We used a standard RT-qPCR protocol12 to validate the expression results of individual genes determined as up-regulated or down-regulated by RNA-seq analysis. Briefly, total RNA (250 ng) from leukocytes was reverse transcribed into cDNA using the iScript™ Reverse Transcription Supermix (iScript RT Supermix) (Bio-Rad laboratories, Inc., Hercules, CA). The synthesized cDNA was diluted 2.5-fold with low-EDTA TE buffer (10 mmol/l Tris–HCl, 0.1 mmol/l EDTA, pH 8.0), of which two microliters were used per reaction in a mastermix containing gene-specific primers and SsoAdvanced Universal SYBR Green Supermix (Bio-Rad laboratories, Inc.). The human actin beta (ACTB) gene and the human glyceraldehyde-3-phosphate dehydrogenase (GAPDH) gene were used as references. All assays were performed using the CFX96 Touch™ Real-Time PCR detection system (Bio-Rad Laboratories, Inc.). The cycling conditions included a pre-incubation at 95 °C for 2 min, followed by 40 cycles at 95 °C for 5 s, and 58 °C for 30 s15. Five randomly selected samples per biological group (i.e., vapers, smokers, and controls) were run in triplicate for a total of 45 reactions for each gene of interest. Relative transcript levels in each sample were calculated using the Bio-Rad CFX Maestro™ software (BioRad Laboratories, Inc.). The primer sets used for RT-qPCR are available upon request.

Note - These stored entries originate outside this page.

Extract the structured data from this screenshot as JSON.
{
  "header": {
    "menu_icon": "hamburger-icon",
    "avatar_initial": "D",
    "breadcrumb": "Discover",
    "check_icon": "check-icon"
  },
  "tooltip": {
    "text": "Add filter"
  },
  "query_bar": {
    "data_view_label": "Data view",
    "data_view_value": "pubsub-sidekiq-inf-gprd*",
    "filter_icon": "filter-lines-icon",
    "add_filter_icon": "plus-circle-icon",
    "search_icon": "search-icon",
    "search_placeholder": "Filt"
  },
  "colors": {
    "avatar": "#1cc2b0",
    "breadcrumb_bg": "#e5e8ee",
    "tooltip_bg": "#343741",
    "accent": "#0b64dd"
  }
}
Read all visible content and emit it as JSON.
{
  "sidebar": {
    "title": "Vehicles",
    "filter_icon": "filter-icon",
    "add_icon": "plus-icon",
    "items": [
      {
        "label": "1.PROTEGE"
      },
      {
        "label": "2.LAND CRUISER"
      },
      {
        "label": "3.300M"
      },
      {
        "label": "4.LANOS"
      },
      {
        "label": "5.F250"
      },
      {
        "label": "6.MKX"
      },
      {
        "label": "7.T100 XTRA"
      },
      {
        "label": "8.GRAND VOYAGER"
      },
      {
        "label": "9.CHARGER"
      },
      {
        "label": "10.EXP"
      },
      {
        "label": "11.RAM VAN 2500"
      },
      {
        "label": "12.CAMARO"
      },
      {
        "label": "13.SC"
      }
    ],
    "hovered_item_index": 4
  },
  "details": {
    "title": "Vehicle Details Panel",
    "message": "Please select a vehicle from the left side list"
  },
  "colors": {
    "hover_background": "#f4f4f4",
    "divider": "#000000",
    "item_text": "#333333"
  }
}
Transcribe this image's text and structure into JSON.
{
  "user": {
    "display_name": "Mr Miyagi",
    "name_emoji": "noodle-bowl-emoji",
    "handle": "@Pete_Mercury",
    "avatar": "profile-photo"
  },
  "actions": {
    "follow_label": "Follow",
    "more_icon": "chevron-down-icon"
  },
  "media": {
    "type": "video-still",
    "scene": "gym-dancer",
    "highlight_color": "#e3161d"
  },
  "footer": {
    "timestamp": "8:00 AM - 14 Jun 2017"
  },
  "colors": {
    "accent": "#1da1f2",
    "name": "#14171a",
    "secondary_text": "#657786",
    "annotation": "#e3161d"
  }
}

Plasma cotinine measurement by ELISA

Plasma cotinine was measured by a solid phase competitive ELISA kit according to the instructions of the manufacturer (Abnova Corp., Walnut, CA). Briefly, aliquots of standard controls and samples of plasma from the study subjects (in triplicate) were loaded (10 µl each) onto a 96-microwell plate pre-coated with a polyclonal antibody raised against cotinine. After adding a cotinine horseradish peroxidase enzyme (100 µl per well), the microplate was incubated for one hour at room temperature in the dark. Unbound cotinine and cotinine enzyme-conjugate were washed off by rinsing the wells six times with distilled water (300 µl each wash). A chromogenic substrate (3,3',5,5'-Tetramethylbenzidine) was added (100 µl per well), and the plate was incubated for 30 min at room temperature. The reaction was terminated by adding a stop solution (100 µl per well), and absorbance was read at 450 nm using a SpectraMax i3x Multi-Mode Detection Platform (Molecular Devices, LLC., San Jose, CA). Results are expressed as nanograms (ng) of cotinine measured per milliliter of plasma15.

Statistics

Results are expressed as median ± SE in the text. Comparisons of all variables between two groups were performed by the Wilcoxon Rank-Sum test. Relationships between different variables were examined by Spearman’s rank correlation analysis. Applied tests for other analyses are specified in the text. All statistical tests were two-sided. P values < 0.05 were considered statistically significant. All statistical analyses were performed using the R environment for statistical computing, available at RStudio (https://rstudio.com/), which is a free and open-source software. Related statistical tests for functional analysis are incorporated in IPA (www.ingenuity.com). For power analysis, we used the package ssizeRNA66, which is designed to provide an estimation of sample size while controlling FDR21 for RNA-seq experimental design. The method approximates the average power across the differentially expressed genes, and then calculates the sample size to achieve a desired average power, while controlling FDR66. The method can also be used for post hoc power analysis66. The manual page for the check.power function can be found at: https://rdrr.io/cran/ssizeRNA/man/check.power.html. Raw code for the check.power function can be found on the public github for the CRAN ssizeRNA package at: https://github.com/cran/ssizeRNA/blob/master/R/check.power.R. We performed post hoc power analysis using the check.power function66, which computes the observed power and true FDR by Benjamini and Hochberg’s method21, based on our sample size of 37 for vapers, 22 for smokers, and 23 for controls. The results were based on 100 simulations, confirming that the calculated power was achieved while FDR was controlled successfully.